Orang tua jangan cepat-cepat mengecam
siaran TV sebagai momok yang menakutkan yang dapat menghancurkan masa
depan anak, jadi harus dimusuhi dan dibasmi. Justru siaran TV itu bisa
dimanfaatkan anak sebagai alat komunikasi dan menjalin hubungan
pertemanan dengan anak lain yang sebaya.
Misalnya film sponge bob atau dora the
explorer dapat diambil sebagai bahan obrolan, tanpa terasa kontak sosial
terjadi. Anakpun sudah belajar bersosialisasi. Kelak setelah remaja dan
dewasa ia tak canggung berhubungan dengan orang lain.
Lalu bagaimana bila ada siaran yang
dirasa kurang pas untuk anak seusia mereka?
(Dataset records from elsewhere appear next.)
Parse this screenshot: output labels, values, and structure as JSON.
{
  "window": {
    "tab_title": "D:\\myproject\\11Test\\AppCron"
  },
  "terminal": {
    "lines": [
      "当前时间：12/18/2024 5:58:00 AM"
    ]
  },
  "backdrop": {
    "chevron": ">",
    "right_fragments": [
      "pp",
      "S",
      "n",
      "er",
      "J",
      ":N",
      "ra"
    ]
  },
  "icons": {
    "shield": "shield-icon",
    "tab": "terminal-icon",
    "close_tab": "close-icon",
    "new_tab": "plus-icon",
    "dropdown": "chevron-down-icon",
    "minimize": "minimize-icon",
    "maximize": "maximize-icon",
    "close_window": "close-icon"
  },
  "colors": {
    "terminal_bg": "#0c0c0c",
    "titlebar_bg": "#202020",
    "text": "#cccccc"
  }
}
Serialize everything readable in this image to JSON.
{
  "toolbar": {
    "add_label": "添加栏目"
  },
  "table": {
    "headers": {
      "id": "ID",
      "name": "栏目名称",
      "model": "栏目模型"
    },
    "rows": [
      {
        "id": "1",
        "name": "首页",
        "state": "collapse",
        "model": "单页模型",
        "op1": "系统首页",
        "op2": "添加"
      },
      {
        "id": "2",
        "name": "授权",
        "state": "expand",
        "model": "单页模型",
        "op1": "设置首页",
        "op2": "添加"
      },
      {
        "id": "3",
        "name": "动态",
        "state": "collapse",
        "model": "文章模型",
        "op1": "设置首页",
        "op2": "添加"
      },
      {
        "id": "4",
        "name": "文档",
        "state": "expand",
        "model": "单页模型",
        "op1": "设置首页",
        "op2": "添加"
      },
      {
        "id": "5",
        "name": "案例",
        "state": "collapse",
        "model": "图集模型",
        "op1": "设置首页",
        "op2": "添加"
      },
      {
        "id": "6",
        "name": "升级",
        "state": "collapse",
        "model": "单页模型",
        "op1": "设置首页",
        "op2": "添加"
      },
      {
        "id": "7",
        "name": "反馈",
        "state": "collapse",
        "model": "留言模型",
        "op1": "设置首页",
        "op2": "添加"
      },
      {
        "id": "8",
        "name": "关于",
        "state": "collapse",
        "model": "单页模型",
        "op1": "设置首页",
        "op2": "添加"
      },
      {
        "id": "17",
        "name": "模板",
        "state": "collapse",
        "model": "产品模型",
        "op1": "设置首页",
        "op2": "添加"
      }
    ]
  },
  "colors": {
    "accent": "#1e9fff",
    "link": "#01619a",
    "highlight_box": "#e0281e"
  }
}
Jika kebetulan memergoki
situasi semacam itu jangan segera mematikan TV, atau mengkuliahi anak
apalagi memarahi anak, sebab hasilnya tidak akan menjadi lebih baik.
Anak bukannya memahami pesan orang tua bahkan berbalik mencuri-curi
kesempatan menonton.
Sebaiknya biarkan saja menonton tapi
sebagai orang tua kita tetap mendampingi, kesempatan ini dipakai untuk
membuka dialog dua arah antara anak dan orang tua. Caranya ajak mereka
berbincang tentang film yang tengah ditayangkan dilayar kaca.
Misalnya jika sedang diputar film
petualangan anak baik, pancing pendapat mereka relevan atau tidak
penilaian yang ditujukan pada anak tersebut. Sementara itu coba
perhatikan reaksi mereka apakah anak bisa memahami perbuatan yang salah
dan benar.
Selain itu, orang tua juga sebaiknya
lebih berhati-hati terhadap film anak-anak yang cenderung menampilkan
kekerasan fisik. Perkelahian, peperangan dan pergulatan fisik dalam
kekerasan. Karena tak jarang orang tua dijadikan objek kekerasan,
kesannya tidak enak. Anak bukannya diajarkan sikap cinta kasih tetapi
lebih dipancing untuk berlaga, memamerkan kemampuan yang sebenarnya
melecehkan hak orang lain.
Anak yang hanya mempunyai TV sebagai
satu-satunya teman, pasti akan membatasi waktunya menonton, tanpa
dipaksa anak akan merasa jenuh dengan sendirinya. Ibaratnya jika
disodorkan makanan dalam jumlah banyak pasti nafsu makan tak terlalu
besar, rasanya perut sudah kenyang duluan dengan melihatnya. Begitu juga
halnya dengan kebiasaan anak menonton TV.
Tapi keputusan menyiasati masalah ini
terserah pada kebijakan orang tua, jika perasaan was-was masih juga
menghantui , anak bisa disibukan dengan kegiatan yang lain misalnya olah
raga, musik atau kesenian lainnya diluar jam sekolahnya. Bisa juga
sejak dini anak dilatih untuk gemar membaca.
Namun pada prinsipnya orang tua memang
harus mengikuti perkembangan anak, termasuk mengenai impian, pemikiran
dan sikap hidup mereka. Salah satu sumber yang bisa membuka wawasan
berpikir anak adalah televisi, karena harus diakui juga televisi banyak
memberi masukan pengetahuan dan perkembangan aktual di mancanegara.